As a non scientist most of your post is above my pay grade. Any thoughts on why RAD 140 would potentially raise my PSA ?
They found that RAD 140 failed to suppress PC in some cell cultures. So it is probably not the best choice for us. Better would be GPX-024 (enobosarm). And dose must be high enough, not low dose. But I cannot convert their nano and pico Molar concentrations in solution into meaningful dose estimation for humans. GPX-027 was used in a clinical trial for AR positive breast cancer. So perhaps the dosing used could be informative.
Two other SARMs, lgd-4033 and RAD-140, failed to suppress the growth of LNCaP cells (Supplemental Figure 1, A and B; supplemental material available online with this article;
doi.org/10.1172/JCI146777DS1), indicating that molecular differences in SARM structures influence cellular responses (Supplemental Figure 2, A–F).
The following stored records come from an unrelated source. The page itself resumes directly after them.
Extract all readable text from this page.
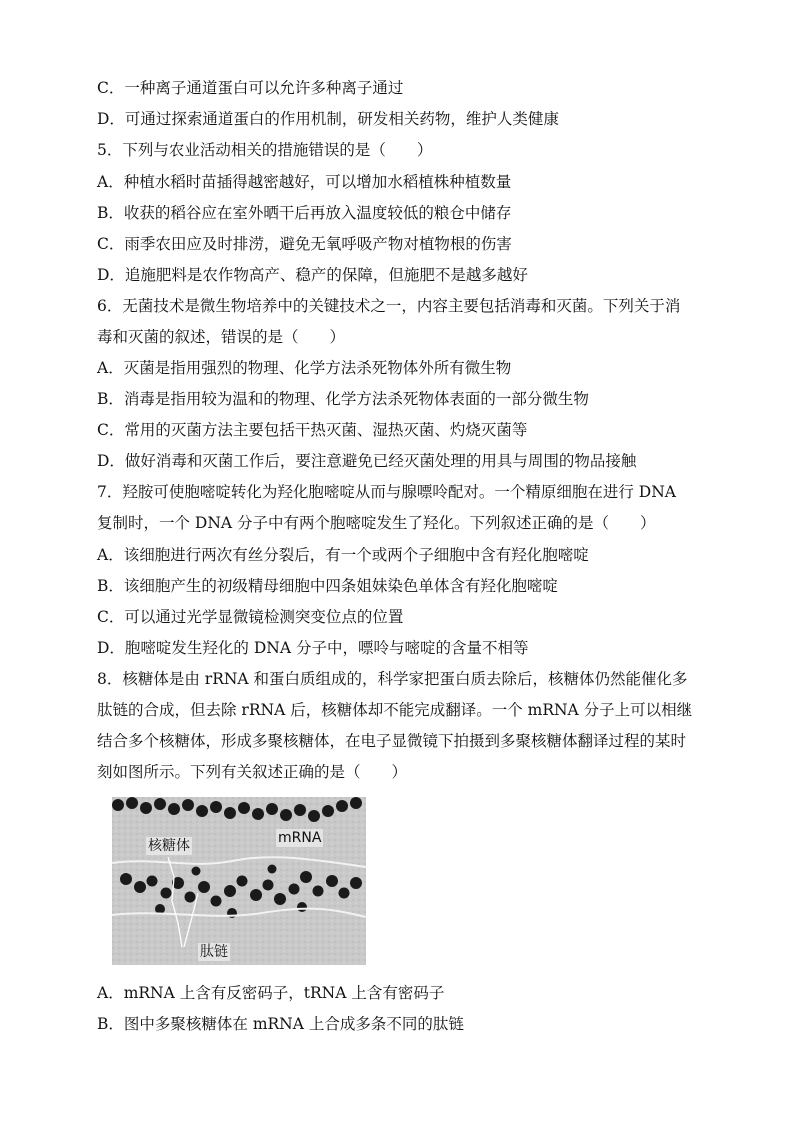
C．一种离子通道蛋白可以允许多种离子通过
D．可通过探索通道蛋白的作用机制，研发相关药物，维护人类健康
5．下列与农业活动相关的措施错误的是（　　）
A．种植水稻时苗插得越密越好，可以增加水稻植株种植数量
B．收获的稻谷应在室外晒干后再放入温度较低的粮仓中储存
C．雨季农田应及时排涝，避免无氧呼吸产物对植物根的伤害
D．追施肥料是农作物高产、稳产的保障，但施肥不是越多越好
6．无菌技术是微生物培养中的关键技术之一，内容主要包括消毒和灭菌。下列关于消
毒和灭菌的叙述，错误的是（　　）
A．灭菌是指用强烈的物理、化学方法杀死物体外所有微生物
B．消毒是指用较为温和的物理、化学方法杀死物体表面的一部分微生物
C．常用的灭菌方法主要包括干热灭菌、湿热灭菌、灼烧灭菌等
D．做好消毒和灭菌工作后，要注意避免已经灭菌处理的用具与周围的物品接触
7．羟胺可使胞嘧啶转化为羟化胞嘧啶从而与腺嘌呤配对。一个精原细胞在进行 DNA
复制时，一个 DNA 分子中有两个胞嘧啶发生了羟化。下列叙述正确的是（　　）
A．该细胞进行两次有丝分裂后，有一个或两个子细胞中含有羟化胞嘧啶
B．该细胞产生的初级精母细胞中四条姐妹染色单体含有羟化胞嘧啶
C．可以通过光学显微镜检测突变位点的位置
D．胞嘧啶发生羟化的 DNA 分子中，嘌呤与嘧啶的含量不相等
8．核糖体是由 rRNA 和蛋白质组成的，科学家把蛋白质去除后，核糖体仍然能催化多
肽链的合成，但去除 rRNA 后，核糖体却不能完成翻译。一个 mRNA 分子上可以相继
结合多个核糖体，形成多聚核糖体，在电子显微镜下拍摄到多聚核糖体翻译过程的某时
刻如图所示。下列有关叙述正确的是（　　）
核糖体	mRNA
肽链
A．mRNA 上含有反密码子，tRNA 上含有密码子
B．图中多聚核糖体在 mRNA 上合成多条不同的肽链
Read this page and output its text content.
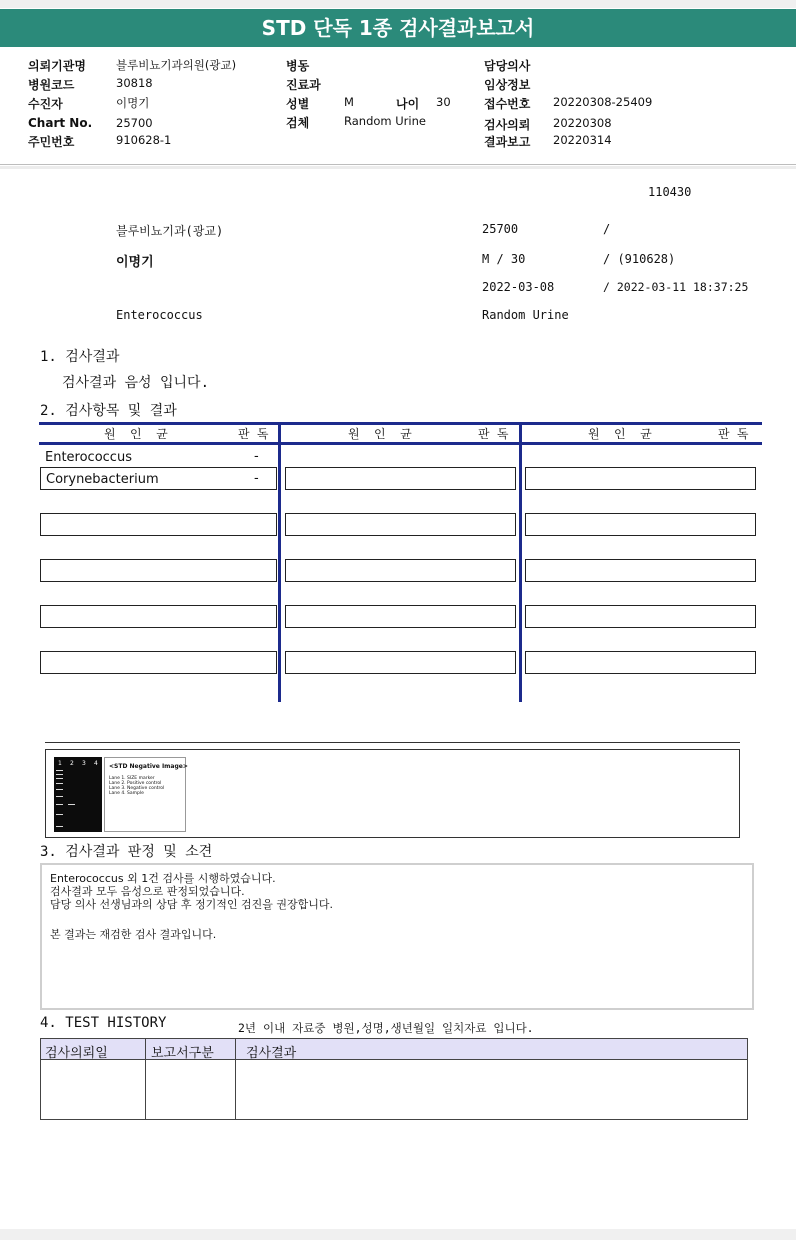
STD 단독 1종 검사결과보고서
의뢰기관명	블루비뇨기과의원(광교)
병원코드	30818
수진자	이명기
Chart No. 25700
주민번호	910628-1
병동
진료과
성별	M	나이 30
검체	Random Urine
담당의사
임상정보
접수번호 20220308-25409
검사의뢰 20220308
결과보고 20220314
110430
블루비뇨기과(광교)	25700	/
이명기	M / 30	/ (910628)
2022-03-08	/ 2022-03-11 18:37:25
Enterococcus	Random Urine
1. 검사결과
검사결과 음성 입니다.
2. 검사항목 및 결과
원  인  균	판 독	원  인  균	판 독	원  인  균	판 독
Enterococcus	-
Corynebacterium	-
1 2 3 4 <STD Negative Image>
Lane 1. SIZE marker
Lane 2. Positive control
Lane 3. Negative control
Lane 4. Sample
3. 검사결과 판정 및 소견
Enterococcus 외 1건 검사를 시행하였습니다.
검사결과 모두 음성으로 판정되었습니다.
담당 의사 선생님과의 상담 후 정기적인 검진을 권장합니다.
본 결과는 재검한 검사 결과입니다.
4. TEST HISTORY	2년 이내 자료중 병원,성명,생년월일 일치자료 입니다.
검사의뢰일	보고서구분 검사결과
Here you go: Dose of 9mg/day of enobosarm (Osterine) in AR+/ER+ Breast cancer. ARTEST trial.\
The FDA has granted a fast track designation to enobosarm (Ostarine) for the treatment of patients with androgen receptor (AR)–positive, estrogen receptor (ER)–positive, HER2-negative metastatic breast cancer, according to a press release from developer Veru Inc.1The therapy was evaluated as part of the phase 3 ARTEST trial (NCT04869943), which evaluated the safety and efficacy of oral enobosarm at a dose of 9 mg daily in roughly 210 patients. Patients were in their third line of treatment for metastatic disease, and had progressed following treatment with a nonsteroidal aromatase inhibitor, fulvestrant, and a CDK4/6 inhibitor.
cancernetwork.com/view/fda-...
Note that 18mg/day did not provide any additional benefit, and in fact did worse.
thanks always informative and understandable to a finance guy.
What is the equivalent to ar+ and er+ breast cancer in terms of PCa ?
Do I understand correctly that it only slowed progression by 5.4 months at best?